- Computer programs for blind person portable#
- Computer programs for blind person Bluetooth#
- Computer programs for blind person tv#
Too often the developers forget to include accessibility features. Examples include self-help machines at some stores and banks. Technologies to assist people with disabilities “are fantastic and give deaf-blind people access to digital info and communication,” Bapin says. Deaf-blind people would like such a signal to let them know when a show resumes, he says.
When they hear or see that the show resumed, they can again pay attention. People with sight and hearing can take a break when a commercial comes on. “There needs to be a menu to allow me to select a channel or show that is captioned and also has audio/visual descriptions,” he points out.īapin also would like a way to skip an ad. And he says the new technology sounds like “a great development.”īapin does raise a few questions. Ángel García Crespo (right) chats with Javier, who is deaf-blind, through an interpreter (off screen) and a machine that presents words in Braille.Īnindya “Bapin” Bhattacharyya is a technology-development and training specialist at the Helen Keller National Center for Deaf-Blind Youths and Adults. It would let them communicate with anyone without the need to have a human assistant present. García Crespo’s team also wants to create a “universal communicator” for deaf-blind people. Testing with deaf-blind users should start in a few weeks. Apps for Google and Apple phones are just about ready, says Lourdes Fiallos. The Dicapta Foundation in Winter Springs, Fla., has been working with García Crespo’s team and others to make that happen. Indeed, it should soon be available in the United States.
Computer programs for blind person tv#
Teams need to tweak the decoding process to work with the TV signals used by broadcasters in different regions.

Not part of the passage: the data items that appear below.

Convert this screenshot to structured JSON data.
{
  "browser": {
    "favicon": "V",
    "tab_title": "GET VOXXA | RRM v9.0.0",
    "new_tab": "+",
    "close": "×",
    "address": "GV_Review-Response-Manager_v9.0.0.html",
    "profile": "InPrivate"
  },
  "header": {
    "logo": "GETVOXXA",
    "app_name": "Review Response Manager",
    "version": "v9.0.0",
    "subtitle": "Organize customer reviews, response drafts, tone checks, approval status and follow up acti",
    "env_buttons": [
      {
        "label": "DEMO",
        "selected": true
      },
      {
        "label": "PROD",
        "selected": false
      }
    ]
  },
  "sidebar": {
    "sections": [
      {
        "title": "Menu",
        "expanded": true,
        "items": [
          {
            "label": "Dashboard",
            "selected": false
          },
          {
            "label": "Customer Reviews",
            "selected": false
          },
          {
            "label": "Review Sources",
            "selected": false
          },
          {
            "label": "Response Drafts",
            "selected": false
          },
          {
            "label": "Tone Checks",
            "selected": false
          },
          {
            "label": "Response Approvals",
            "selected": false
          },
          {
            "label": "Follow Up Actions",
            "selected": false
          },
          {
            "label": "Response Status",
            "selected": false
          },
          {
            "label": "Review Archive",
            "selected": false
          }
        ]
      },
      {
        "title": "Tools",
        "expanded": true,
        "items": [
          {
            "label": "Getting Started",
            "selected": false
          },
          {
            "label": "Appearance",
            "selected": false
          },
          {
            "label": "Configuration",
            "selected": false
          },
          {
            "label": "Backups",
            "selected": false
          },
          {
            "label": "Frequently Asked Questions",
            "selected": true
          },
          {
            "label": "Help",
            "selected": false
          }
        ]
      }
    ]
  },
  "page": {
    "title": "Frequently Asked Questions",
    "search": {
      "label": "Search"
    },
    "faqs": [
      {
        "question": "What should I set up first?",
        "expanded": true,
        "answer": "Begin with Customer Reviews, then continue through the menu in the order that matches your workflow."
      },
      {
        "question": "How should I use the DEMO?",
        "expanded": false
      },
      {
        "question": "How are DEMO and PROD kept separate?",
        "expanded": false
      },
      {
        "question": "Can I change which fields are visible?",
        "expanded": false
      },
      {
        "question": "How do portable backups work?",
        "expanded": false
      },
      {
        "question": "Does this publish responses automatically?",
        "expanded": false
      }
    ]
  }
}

Computer programs for blind person Bluetooth#
The system will work with all types of refreshable braille displays, as long as there is a Bluetooth connection available.Ĭurrently, the system is only used in Europe. This lets a deaf-blind person “watch” TV as it is broadcast. “This is done in real time, in less than a second,” García Crespo says. It sends the data out to people’s refreshable braille displays on demand. “No one had done this before,” García Crespo notes. The system then combines the information and converts both into data for braille. That is what we do.”įirst, a computer program, or app, pulls out the subtitles and visual descriptions from the broadcast signal. But an electronic system can capture those waves. “Subtitles travel with the image and the audio in electromagnetic waves that we do not see. “Key to the system is the possibility of using subtitles to collect TV information,” García Crespo explains. The new system converts TV signals to data that a refreshable braille display can use.
Computer programs for blind person portable#
With such a portable device, someone who cannot see a screen can still read email or other information from a computer. Dots or pins rise up or drop down based on electronic information sent to the machine. A refreshable braille display is an electronic machine with a changeable braille display. The braille system uses patterns of raised dots to stand for letters and numbers. People who can’t see can also get and send information with a braille line, better known as a refreshable braille display. But it isn’t always “handy” to have someone else around. A deaf-blind person can get and give information through touch-based hand signals with another person. One way to get info is to have someone on hand - literally.
Getting technologies to work togetherĭeaf-blind people rely on their sense of touch to communicate. In other words, the deaf-blind people didn’t want to always need someone else to tell them what was going on. “We heard from them that they would like to know, without intermediaries, what is said in the TV newscasts,” García Crespo says. So they asked some deaf-blind people what would help. But the group wanted to help people with both challenges. The team had already worked on making audiovisual materials accessible to people with either vision or hearing disabilities. The idea for the system grew out of previous work by García Crespo’s group. The team went on to describe what they’d done in a paper, earlier this year. He unveiled the technology at a conference, last year, in Aveiro, Portugal. His group has invented a new way for deaf-blind people to “watch” TV. Ángel García Crespo is a computer engineer at Carlos III University of Madrid in Spain. Thousands more deaf-blind people live elsewhere around the world. By that center’s count, almost 10,000 of them are under age 22. Roughly 45,000 to 50,000 deaf-blind people live in the United States, according to the National Center on Deaf-Blindness in Monmouth, Ore.